Vorratsdatenspeicherung ausgebremst
Im Moment geht es Schlag auf Schlag: Beinahe im Wochenturnus bekommt Wolfgang Schäuble einen “Blauen Brief” aus Karlsruhe. Nachdem das Bundesverfassungsgericht kürzlich enge Grenzen für Online-Durchsuchungen sowie das automatische Scannen von Kfz-Kennzeichen gesetzt hat, wurde jetzt auch in einem Eilbeschluss die Vorratsdatenspeicherung im Telefon- und Internet-Bereich deutlich begrenzt.
Der Widerstand gegen das Anfang des Jahres in Kraft getretene Gesetz war umfassend: So gab es insgesamt drei Verfassungsbeschwerden, darunter die Massenbeschwerde des Arbeitskreises Vorratsdatenspeicherung, der sich über 30.000 Bürger angeschlossen hatten.
In einem Eilbeschluss hat das Bundesverfassungsgericht heute klargestellt, dass die Speicherung der Daten zwar einstweilen nicht gestoppt werde, diese aber nur bei konkretem Verdacht auf eine schwere Straftat, nur mit richterlichem Beschluss und nur dann, wenn auf anderem Wege die Strafverfolgung erheblich erschwert oder unmöglich wäre, an die Behörden weitergegen und genutzt werden dürfen. Damit trifft das Urteil das neue Gesetz im Kern: Dieses sah nämlich gerade einen verdachtsunabhängigen Vollzugriff der Strafverfolgungsbehörden auf alle erfassten Daten vor. Ein abschließendes Urteil wird zwar voraussichtlich erst Ende diesen oder Anfang nächsten Jahres folgen, die Weichen sind jedoch gestellt.

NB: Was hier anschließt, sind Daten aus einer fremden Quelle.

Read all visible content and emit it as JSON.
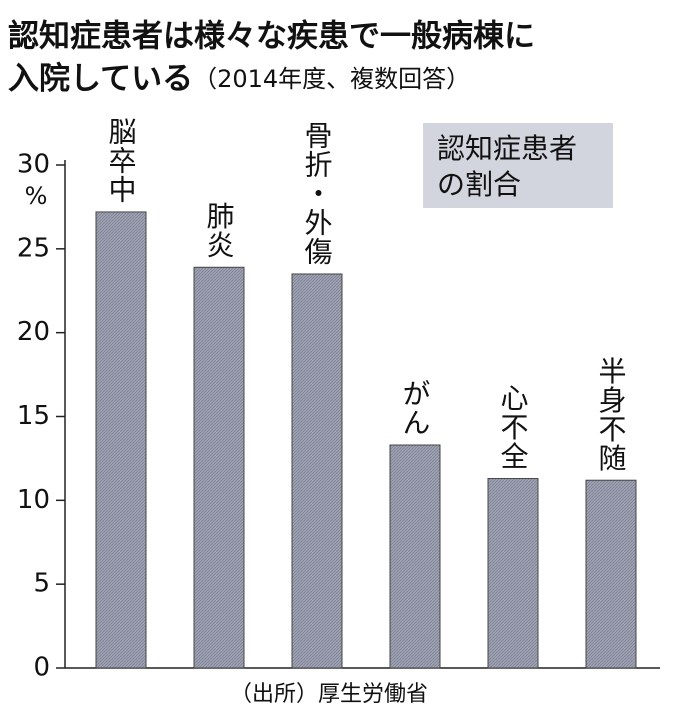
{
  "chart_data": {
    "type": "bar",
    "title": [
      "認知症患者は様々な疾患で一般病棟に",
      "入院している"
    ],
    "subtitle": "（2014年度、複数回答）",
    "y_unit": "%",
    "categories": [
      "脳卒中",
      "肺炎",
      "骨折・外傷",
      "がん",
      "心不全",
      "半身不随"
    ],
    "series": [
      {
        "name": "認知症患者の割合",
        "color": "#9ea2b3",
        "values": [
          27.2,
          23.9,
          23.5,
          13.3,
          11.3,
          11.2
        ]
      }
    ],
    "ylim": [
      0,
      30
    ],
    "yticks": [
      0,
      5,
      10,
      15,
      20,
      25,
      30
    ],
    "grid": false,
    "legend": "top-right",
    "source": "（出所）厚生労働省"
  }
}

Die Bundesregierung gibt sich betont gelassen. Aus dem Justizministeriums hieß es, den Kern des Gesetzes, die Datenspeicherung, habe das Gericht nicht beanstandet. Es gebe “lediglich eine kleine Einschränkung”. Auch die CDU sah die “Regelungen über die Vorratsdatenspeicherung im Kern zunächst bestätigt”. Diese entspannte Einschätzung ist kaum nachzuvollziehen, wenn man die Begründung der Karlsruher Entscheidung ließt: Dort heißt es sinngemäß, ein weiterreichender, sofortiger Eingriff in das Gesetz in Form eines Eilbeschlusses sei nicht notwendig - was impliziert, dass man sich Karlsruhe sehr wohl vorstellen kann, die generelle Speicherung von Verbindungsdaten per se stärker zu reglementieren oder gar zu untersagen.

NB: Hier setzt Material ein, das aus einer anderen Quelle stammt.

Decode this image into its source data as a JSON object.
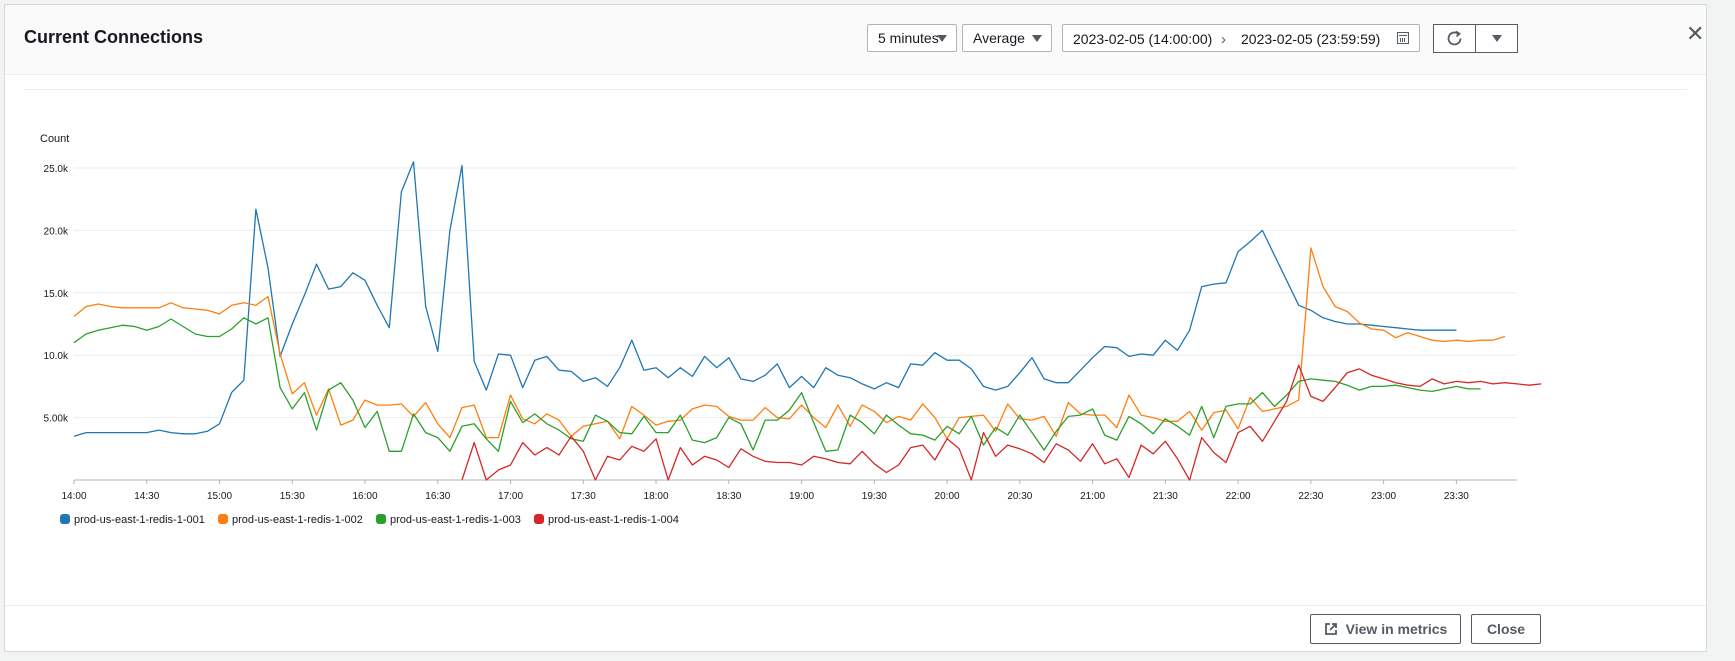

Es ist schon ein Armutszeugnis für unsere parlamentarische Demokratie, dass Politiker wie Wolfgang Schäuble immer wieder willkürlich und ohne jedes Augenmaß Freiheitsrechte zu beschneiden versuchen und es dann im Nachhinein der Richter in Karlsruhe bedarf, um der staatlichen Kontrollwut einen Dämpfer zu erteilen. Beänstigend ist aber auch, dass derartige Gesetze von der breiten Öffentlichkeit offenbar stillschweigend akzeptiert und von den Medien zwar partiell kritisiert, aber keineswegs mit der angebrachten Schärfe attackiert werden. Pikant übrigens auch, dass die Grundlage der Vorratsdatenspeicherung eine EU-Richtlinie ist - was zum wiederholten Mal die Frage aufwirft, welche Art von Staat die Bürokraten in Brüssel eigentlich vor Augen haben.